I hate spammers with the firey passion of a thousand suns. I’ve been waiting with bated breath for them to start spamming my blog again, and I’m quite relieved to see that SpamKarma handled the first onslaught with nary a whimper.

In other geek news, I’ve got good news: I’ve got Tiger on my laptop. It’s been running the CPU and disk for hours now indexing it for Spotlight. But Dashboard is pretty cool. I kind of wish it would have an option to display the widgets all the time like Konfabulator, but it’s a good replacement for it. I hope somebody fixes GnuControl soon.

And in other geek news, I’ve got bad news: My Linksys router did that thing where the wireless side loses its mind again. The new firmware didn’t fix it. I’ve heard there are hardware problems with the V2.2 hardware. I guess that’s why it was so cheap. I’m also guessing there is no way in hell I’ll get Linksys to take it back.

It’s still September

Monday, May 2nd, 2005

In my blog entry Rants and Revelations » 4166 September, 1993, I expressed some hope that with AOL dropping Usenet access, it might mean that Usenet would go back to being the place where only the clueful hung out.
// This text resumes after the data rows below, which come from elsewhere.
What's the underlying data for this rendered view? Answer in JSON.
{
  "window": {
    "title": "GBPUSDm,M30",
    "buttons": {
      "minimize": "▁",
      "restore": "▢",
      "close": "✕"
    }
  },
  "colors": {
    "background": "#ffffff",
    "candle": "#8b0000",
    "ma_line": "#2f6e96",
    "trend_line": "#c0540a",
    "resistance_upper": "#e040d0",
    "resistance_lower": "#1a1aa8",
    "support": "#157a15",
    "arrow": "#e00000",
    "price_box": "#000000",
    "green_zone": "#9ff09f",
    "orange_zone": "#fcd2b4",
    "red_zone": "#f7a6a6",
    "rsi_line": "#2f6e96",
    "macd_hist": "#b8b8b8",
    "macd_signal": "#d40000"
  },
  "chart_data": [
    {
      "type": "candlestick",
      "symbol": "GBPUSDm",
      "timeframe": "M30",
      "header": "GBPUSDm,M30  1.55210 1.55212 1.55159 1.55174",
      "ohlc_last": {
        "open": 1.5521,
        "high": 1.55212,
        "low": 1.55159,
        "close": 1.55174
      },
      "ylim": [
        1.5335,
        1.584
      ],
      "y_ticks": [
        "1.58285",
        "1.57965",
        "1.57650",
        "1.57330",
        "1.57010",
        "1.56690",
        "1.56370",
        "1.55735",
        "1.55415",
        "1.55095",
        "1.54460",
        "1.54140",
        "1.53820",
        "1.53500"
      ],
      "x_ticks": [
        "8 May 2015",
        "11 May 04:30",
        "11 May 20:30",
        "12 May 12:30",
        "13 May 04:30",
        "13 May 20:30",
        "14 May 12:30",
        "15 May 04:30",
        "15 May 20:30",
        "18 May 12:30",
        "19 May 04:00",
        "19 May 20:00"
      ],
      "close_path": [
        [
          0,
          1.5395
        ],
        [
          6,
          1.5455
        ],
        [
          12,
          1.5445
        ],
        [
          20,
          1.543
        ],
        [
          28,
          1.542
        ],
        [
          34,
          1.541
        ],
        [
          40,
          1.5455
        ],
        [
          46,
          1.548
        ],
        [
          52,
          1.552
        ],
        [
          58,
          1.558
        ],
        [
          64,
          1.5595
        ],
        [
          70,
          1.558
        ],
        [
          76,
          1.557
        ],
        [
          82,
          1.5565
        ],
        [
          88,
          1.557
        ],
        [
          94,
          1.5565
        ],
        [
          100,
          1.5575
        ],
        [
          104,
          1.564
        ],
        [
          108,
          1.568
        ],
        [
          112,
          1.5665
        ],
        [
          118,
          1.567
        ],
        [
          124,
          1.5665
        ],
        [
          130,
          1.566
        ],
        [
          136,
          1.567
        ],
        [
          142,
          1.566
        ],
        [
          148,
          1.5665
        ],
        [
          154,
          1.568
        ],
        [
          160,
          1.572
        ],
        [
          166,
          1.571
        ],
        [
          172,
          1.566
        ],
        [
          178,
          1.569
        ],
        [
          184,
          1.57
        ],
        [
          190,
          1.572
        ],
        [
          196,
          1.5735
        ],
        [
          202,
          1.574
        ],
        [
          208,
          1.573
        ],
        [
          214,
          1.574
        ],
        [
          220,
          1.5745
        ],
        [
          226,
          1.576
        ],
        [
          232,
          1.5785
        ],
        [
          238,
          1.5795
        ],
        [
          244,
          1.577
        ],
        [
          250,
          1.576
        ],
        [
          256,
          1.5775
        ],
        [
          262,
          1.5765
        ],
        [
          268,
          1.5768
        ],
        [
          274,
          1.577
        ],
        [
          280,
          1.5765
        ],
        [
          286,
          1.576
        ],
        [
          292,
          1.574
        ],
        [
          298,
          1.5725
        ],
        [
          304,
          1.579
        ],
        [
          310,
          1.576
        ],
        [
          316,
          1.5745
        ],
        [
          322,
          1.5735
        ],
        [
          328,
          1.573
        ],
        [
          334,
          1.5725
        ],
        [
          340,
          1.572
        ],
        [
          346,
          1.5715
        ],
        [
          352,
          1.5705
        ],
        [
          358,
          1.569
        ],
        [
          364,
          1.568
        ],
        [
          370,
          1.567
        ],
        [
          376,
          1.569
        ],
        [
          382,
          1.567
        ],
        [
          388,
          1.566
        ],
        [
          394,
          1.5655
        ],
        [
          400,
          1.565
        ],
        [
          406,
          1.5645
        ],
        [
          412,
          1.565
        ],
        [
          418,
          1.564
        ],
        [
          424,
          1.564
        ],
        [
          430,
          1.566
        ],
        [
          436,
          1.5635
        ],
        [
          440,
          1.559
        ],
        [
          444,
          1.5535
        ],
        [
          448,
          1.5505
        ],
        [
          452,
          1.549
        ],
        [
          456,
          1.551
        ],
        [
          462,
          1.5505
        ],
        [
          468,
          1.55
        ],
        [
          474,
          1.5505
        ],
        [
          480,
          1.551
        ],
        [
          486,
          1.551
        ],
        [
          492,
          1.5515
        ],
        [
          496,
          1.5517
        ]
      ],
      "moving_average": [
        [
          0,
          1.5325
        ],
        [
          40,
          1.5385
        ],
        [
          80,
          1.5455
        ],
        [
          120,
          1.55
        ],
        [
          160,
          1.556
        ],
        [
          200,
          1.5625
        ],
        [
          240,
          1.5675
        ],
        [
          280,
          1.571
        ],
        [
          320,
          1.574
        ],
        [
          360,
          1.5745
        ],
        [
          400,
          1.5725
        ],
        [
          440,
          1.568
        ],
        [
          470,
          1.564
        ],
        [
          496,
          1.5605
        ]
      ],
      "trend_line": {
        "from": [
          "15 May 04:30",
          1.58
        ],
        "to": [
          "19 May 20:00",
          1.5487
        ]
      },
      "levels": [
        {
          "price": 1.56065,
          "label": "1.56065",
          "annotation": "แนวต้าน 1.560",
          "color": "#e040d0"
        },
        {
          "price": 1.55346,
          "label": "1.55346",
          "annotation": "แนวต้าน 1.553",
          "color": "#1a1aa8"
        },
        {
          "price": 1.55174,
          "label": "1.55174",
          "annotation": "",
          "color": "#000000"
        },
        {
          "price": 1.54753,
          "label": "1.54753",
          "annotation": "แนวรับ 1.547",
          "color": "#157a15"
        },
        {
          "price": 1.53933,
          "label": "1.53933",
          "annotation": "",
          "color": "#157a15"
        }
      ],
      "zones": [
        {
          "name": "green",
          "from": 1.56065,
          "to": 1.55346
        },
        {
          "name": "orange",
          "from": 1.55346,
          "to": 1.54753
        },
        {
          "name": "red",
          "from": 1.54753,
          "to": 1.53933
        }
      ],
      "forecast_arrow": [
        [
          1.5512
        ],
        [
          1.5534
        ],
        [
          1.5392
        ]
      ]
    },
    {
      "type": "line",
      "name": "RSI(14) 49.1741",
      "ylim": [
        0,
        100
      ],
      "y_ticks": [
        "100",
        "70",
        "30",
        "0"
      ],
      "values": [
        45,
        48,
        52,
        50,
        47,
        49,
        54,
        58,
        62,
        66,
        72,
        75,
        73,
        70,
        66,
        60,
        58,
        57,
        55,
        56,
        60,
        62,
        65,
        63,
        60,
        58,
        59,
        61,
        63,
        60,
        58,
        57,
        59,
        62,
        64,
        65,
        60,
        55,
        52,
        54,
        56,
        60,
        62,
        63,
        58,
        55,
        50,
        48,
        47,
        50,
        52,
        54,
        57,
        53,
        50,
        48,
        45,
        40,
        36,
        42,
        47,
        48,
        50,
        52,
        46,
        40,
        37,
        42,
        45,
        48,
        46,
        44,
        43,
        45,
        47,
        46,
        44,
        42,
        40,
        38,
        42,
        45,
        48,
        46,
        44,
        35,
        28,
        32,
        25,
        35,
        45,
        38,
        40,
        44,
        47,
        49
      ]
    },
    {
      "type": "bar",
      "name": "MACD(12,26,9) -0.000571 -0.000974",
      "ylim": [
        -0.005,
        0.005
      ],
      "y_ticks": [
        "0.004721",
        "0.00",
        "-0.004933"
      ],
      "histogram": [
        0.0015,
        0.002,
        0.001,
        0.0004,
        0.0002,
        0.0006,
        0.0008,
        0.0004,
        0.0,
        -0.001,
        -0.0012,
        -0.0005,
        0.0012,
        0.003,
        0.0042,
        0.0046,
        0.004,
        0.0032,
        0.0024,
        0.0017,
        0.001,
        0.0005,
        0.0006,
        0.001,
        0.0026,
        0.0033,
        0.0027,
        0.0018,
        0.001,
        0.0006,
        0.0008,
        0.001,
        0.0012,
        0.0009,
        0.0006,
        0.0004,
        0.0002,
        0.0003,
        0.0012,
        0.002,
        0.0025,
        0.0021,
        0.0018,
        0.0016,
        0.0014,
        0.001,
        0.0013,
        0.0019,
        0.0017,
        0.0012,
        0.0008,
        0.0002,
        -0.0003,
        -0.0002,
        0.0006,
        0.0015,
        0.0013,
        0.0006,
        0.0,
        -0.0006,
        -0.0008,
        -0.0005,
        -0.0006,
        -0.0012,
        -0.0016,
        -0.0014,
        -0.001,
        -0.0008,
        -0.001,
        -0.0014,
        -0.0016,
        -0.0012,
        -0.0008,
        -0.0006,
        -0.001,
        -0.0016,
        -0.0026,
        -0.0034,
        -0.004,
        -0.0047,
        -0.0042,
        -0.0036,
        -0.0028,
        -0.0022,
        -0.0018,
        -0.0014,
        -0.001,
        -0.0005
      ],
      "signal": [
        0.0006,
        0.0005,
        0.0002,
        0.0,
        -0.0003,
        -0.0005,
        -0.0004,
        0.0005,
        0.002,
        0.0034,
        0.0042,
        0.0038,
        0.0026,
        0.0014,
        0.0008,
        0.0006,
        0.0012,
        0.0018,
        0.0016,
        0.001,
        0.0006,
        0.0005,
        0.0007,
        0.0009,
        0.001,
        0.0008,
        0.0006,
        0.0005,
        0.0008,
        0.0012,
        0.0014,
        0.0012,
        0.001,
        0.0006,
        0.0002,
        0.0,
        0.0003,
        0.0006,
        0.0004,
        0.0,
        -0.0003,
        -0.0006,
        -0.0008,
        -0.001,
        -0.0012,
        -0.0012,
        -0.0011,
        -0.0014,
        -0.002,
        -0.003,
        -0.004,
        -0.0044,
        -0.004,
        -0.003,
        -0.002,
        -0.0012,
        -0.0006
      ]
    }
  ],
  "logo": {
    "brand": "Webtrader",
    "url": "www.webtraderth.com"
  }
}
As usual when I express optimism like that, I spoke too soon. There is a new scourge on Usenet these days. It’s people accessing it through Google Groups (or other web interface) who think that Usenet is an invention of Google, and that Google is in charge of monitoring everybody’s behaviour. Representative quotes from this new breed of wankers:

  • “I saw a couple of spams in this group. Where are the moderators?”
  • “I’ll report you to Google if you don’t stop insulting me.”
  • “Speak english, this is an American system!”

Hello and goodbye

Monday, May 2nd, 2005

A few months ago, I was thinking about going to Oshkosh this year. (I’m pretty sure I’m not going after all, since we’re going to be moving house around that time.) I used to be on a mailing list for pilots of Piper aircraft, and I’d met up with some of them at Sun’n'Fun in 2002 and at Oshkosh in 2003, and I thought I’d check in with them again to see who was going to Oshkosh this year.

Now, I quit that mailing list last year because like any group of pilots, it had a lot of hard core right wingers, and not just traditional “low taxes, low regulation, no government services” conservative types, but a lot of “George Bush is always right and anybody who disagrees is a traitor to the country” rabid neo-cons. And it just wasn’t fun any more. But I missed the non-jerks on the list, so I resubscribed. I vowed to stay away from any political conversation, and not be goaded into political debates no matter how uninformed and stupid some of these people’s opinions are. (The loudest and most vehement ones were always the idiots who got their “facts” from Anne Coulter and Fox News.)

Last week, somebody on the list asked what we meant when we referred to “ripping” a CD. I, and two other people, explained that it was the process of taking music off a CD and converting it to digital files like MP3s, WMA or other format for either storing on a computer, transferring to an iPod or other (lesser) hand held music player, or even burning to MP3 CDs that some CD players can play. The person who asked was satisfied with the answers he got, and asked some follow on questions. So far, so good. But three fucking days later, somebody responds to the original question with the “fact’ that “ripping” is just a synonym for “burning”. I said no, it’s the exact opposite. I don’t know if he hadn’t read the intervening days worth of discussion, or just thought that he was right and we were all wrong. So I told him that if he’d read the several correct responses to Neville’s question that were posted in the days before, he would have seen that “burning” is the process of putting information onto a CD, and “ripping” is the process of taking information from a CD.

After this exchange, guess which one of us got flamed? The guy who provided the correct information and then three days later had to correct the guy who waited three days and then contradicted him, or the guy who ignored all the correct information and arrogantly wrote something wrong? Yeah, I think I just figured out why Bush won this election - because to these people correcting wrong information and lies is being “intolerant and snotty”.